Der mit Abstand häufigste Vorstellungsanlass in meiner Praxis für Kinder- und Jugendlichenpsychotherapie ist oppositionelles, aggressives und dissoziales Verhalten von Kindern, Jugendlichen und jungen Erwachsenen. Wegen Störungen des Sozialverhaltens erscheinen Eltern auf Druck der Schule oder des Jugendamtes in meiner Psychotherapeutischen Sprechstunde zum Erstgespräch.
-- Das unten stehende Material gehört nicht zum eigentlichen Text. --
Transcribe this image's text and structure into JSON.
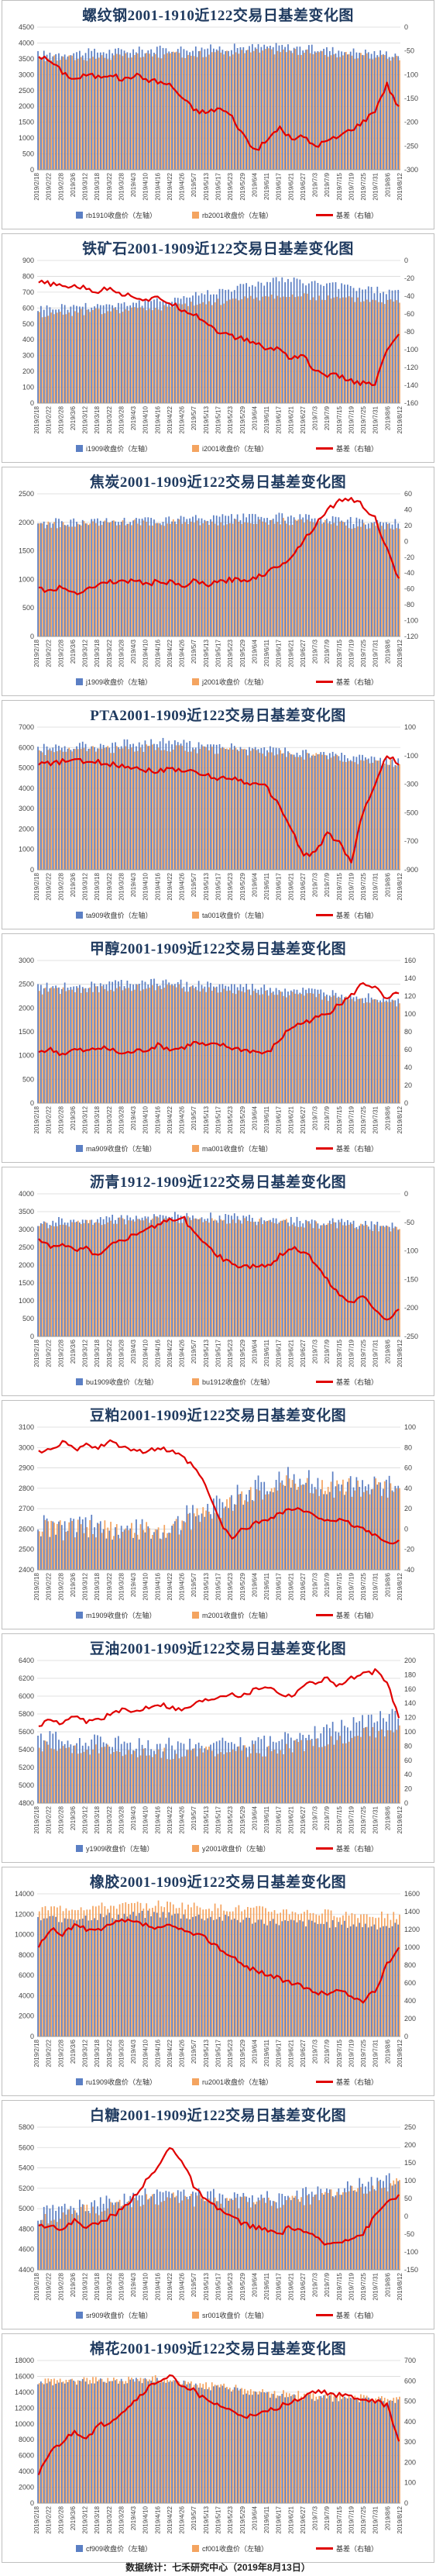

Ein Großteil dieser Patient*innen hat dann bereits erhebliche Schwierigkeiten und es existiert ein recht stabiles Verhaltensmuster: Sie haben beispielsweise schon mehrere Schulverweise bekommen, sind schon aus stationären Einrichtungen der Kinder- und Jugendhilfe "rausgeflogen", wurden mehrfach bei Diebstählen bei Kaufland und EDEKA "erwischt", haben einen schädlichen Substanzgebrauch und die psychosoziale Lebenssituation ist vielfältig belastet.


Wegen sogenannter Amokdrohungen von Patient*innen von mir, sind auch schon Schulen geräumt worden. 950.000 Waffenbesitzer*innen gibt es in Deutschland. Einige Patienten (hierbei muss bislang nicht gendert werden, da es sich bisher ausschließlich um männliche Jugendliche handelt) meiner Praxis mit einer Störung des Sozialverhaltens berichteten, dass ihre Leidenschaft Waffen seien. Deswegen würden sie später gerne einmal bei der Bundeswehr oder zumindest bei der Polizei arbeiten wollen. Regelmäßig muss ich Jugendliche darüber aufklären, dass die Diagnosestellung einer Sozialverhaltensstörung bei einer gewünschten Verbeamtung ungünstig ist, wenn eine Berufstätigkeit mit einer Waffe angestrebt wird. Solche Berichte und Problemlagen sind wie gesagt keine Seltenheit in Praxen für Kinder- und Jugendlichenpsychotherapie. Man geht davon aus, dass ein externalisierendes Verhaltensproblem (wie aggressives oder dissoziales Verhalten im Rahmen von Sozialverhaltensstörungen) nicht selten vom sozialen Umfeld schneller als problematisch bewertet wird, sodass eine Nachfrage bei Psychotherapeut*innen entsteht. Internalisiernde Probleme (wie ein geringes Selbstwertgefühl oder Niedergeschlagenheit) dagegen kann zum Beispiel von Lehrer*innen als weniger störend erlebt werden, sodass nicht unmittelbar eine Anmeldung in Therapiepraxen als zwingend bewertet wird.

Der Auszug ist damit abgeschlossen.